Updated

Americans are getting seasonal flu shots at about the same rate as last year despite heightened awareness of the risks of influenza inspired by the swine flu pandemic, a survey released on Wednesday showed.

As of the middle of November, about 32 percent of all U.S. adults and 37 percent of adults who are recommended to get a flu shot against seasonal flu had gotten one.

"It does not appear that the increased public discussion of the role of influenza vaccines has had a significantly impact on the public's behavior," said Katherine Harris, a senior economist at RAND, a nonprofit research group that led the study.

"Most of the results from our latest survey look much like those from last year," she said in a statement.

Harris said concerns over the swine flu pandemic did drive more adults to get seasonal flu vaccines earlier this year, with about three times as many adults getting a seasonal flu shot in September compared with the same time last year.

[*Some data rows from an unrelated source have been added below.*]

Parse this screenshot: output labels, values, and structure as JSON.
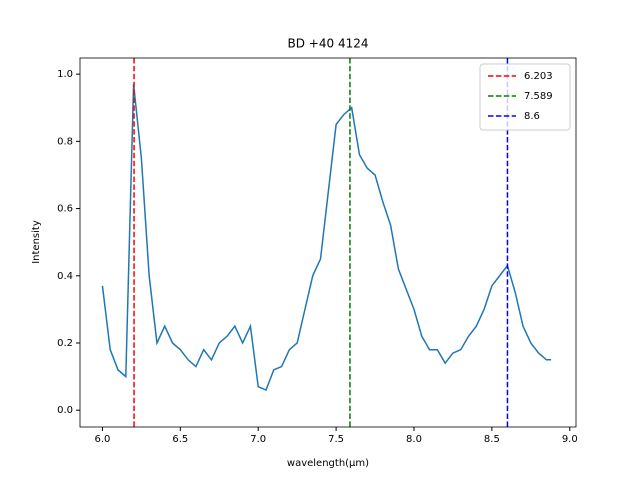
{
  "chart_data": {
    "type": "line",
    "title": "BD +40 4124",
    "xlabel": "wavelength(μm)",
    "ylabel": "Intensity",
    "x": [
      6.0,
      6.05,
      6.1,
      6.15,
      6.2,
      6.25,
      6.3,
      6.35,
      6.4,
      6.45,
      6.5,
      6.55,
      6.6,
      6.65,
      6.7,
      6.75,
      6.8,
      6.85,
      6.9,
      6.95,
      7.0,
      7.05,
      7.1,
      7.15,
      7.2,
      7.25,
      7.3,
      7.35,
      7.4,
      7.45,
      7.5,
      7.55,
      7.6,
      7.65,
      7.7,
      7.75,
      7.8,
      7.85,
      7.9,
      7.95,
      8.0,
      8.05,
      8.1,
      8.15,
      8.2,
      8.25,
      8.3,
      8.35,
      8.4,
      8.45,
      8.5,
      8.55,
      8.6,
      8.65,
      8.7,
      8.75,
      8.8,
      8.85,
      8.88
    ],
    "series": [
      {
        "color": "#1f77b4",
        "values": [
          0.37,
          0.18,
          0.12,
          0.1,
          0.97,
          0.75,
          0.4,
          0.2,
          0.25,
          0.2,
          0.18,
          0.15,
          0.13,
          0.18,
          0.15,
          0.2,
          0.22,
          0.25,
          0.2,
          0.25,
          0.07,
          0.06,
          0.12,
          0.13,
          0.18,
          0.2,
          0.3,
          0.4,
          0.45,
          0.65,
          0.85,
          0.88,
          0.9,
          0.76,
          0.72,
          0.7,
          0.62,
          0.55,
          0.42,
          0.36,
          0.3,
          0.22,
          0.18,
          0.18,
          0.14,
          0.17,
          0.18,
          0.22,
          0.25,
          0.3,
          0.37,
          0.4,
          0.43,
          0.35,
          0.25,
          0.2,
          0.17,
          0.15,
          0.15
        ]
      }
    ],
    "vlines": [
      {
        "x": 6.203,
        "color": "#ff0000"
      },
      {
        "x": 7.589,
        "color": "#008000"
      },
      {
        "x": 8.6,
        "color": "#0000ff"
      }
    ],
    "xlim": [
      5.856,
      9.04
    ],
    "ylim": [
      -0.05,
      1.048
    ],
    "xticks": [
      {
        "value": 6,
        "label": "6.0"
      },
      6.5,
      {
        "value": 7,
        "label": "7.0"
      },
      7.5,
      {
        "value": 8,
        "label": "8.0"
      },
      8.5,
      {
        "value": 9,
        "label": "9.0"
      }
    ],
    "yticks": [
      {
        "value": 0,
        "label": "0.0"
      },
      0.2,
      0.4,
      0.6,
      0.8,
      {
        "value": 1,
        "label": "1.0"
      }
    ],
    "legend": "upper right"
  }
}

But overall vaccine rates through mid-November were comparable with rates during the same period last year, suggesting that vaccination rates have tapered off.

This may have been due in part to a shortage of seasonal flu vaccines that occurred as companies struggled to meet government commitments to deliver H1N1 vaccines.

But the study also suggests misperceptions about flu vaccine are common, Harris said.

Overall, 60 percent of people who do not plan to get a flu shot said they were worried they would become sick, worried about vaccine side-effects or thought they did not need a flu shot.

Harris said the study did not suggest that people were skipping their seasonal flu shot because they had already gotten or planned to get an H1N1 flu shot.

Flu Season Picking Up

Seasonal flu shots protect against flu viruses circulating each year. Seasonal flu kills about 36,000 people in the United States each year and puts 200,000 in the hospital, typically hitting the elderly and those with underlying health conditions hardest.

While swine flu has begun to ease in the United States, flu season is just picking up, Dr. William Schaffner, of Vanderbilt University and president-elect of the National Foundation for Infectious Diseases, told reporters at a media briefing.

Schaffner stressed that the seasonal flu shots are safe. "You cannot get influenza from the influenza vaccine," he said.

The findings come from a nationally representative survey of more than 5,000 adults that asked about their vaccination status and related issues through mid-November. The survey was paid for by GlaxoSmithKline, which supplies flu vaccine to the U.S. market.

Healthcare workers were the group most likely to have been vaccinated by mid-November, with about half saying they had been vaccinated by then, according to the survey. But 40 percent of healthcare workers reported they had no intention of getting a seasonal flu shot.

"This is despite the risk that being unvaccinated poses to healthcare workers' patients and to healthcare workers themselves," Harris said at the briefing.

Caregivers and others who have close contact with people for whom flu poses a serious health risk were least likely to be vaccinated overall, with just over a third reporting they were vaccinated by mid-November.

The survey also found that white adults were more likely to be vaccinated than other racial groups, and Hispanic adults were the least likely to have received a seasonal flu vaccine.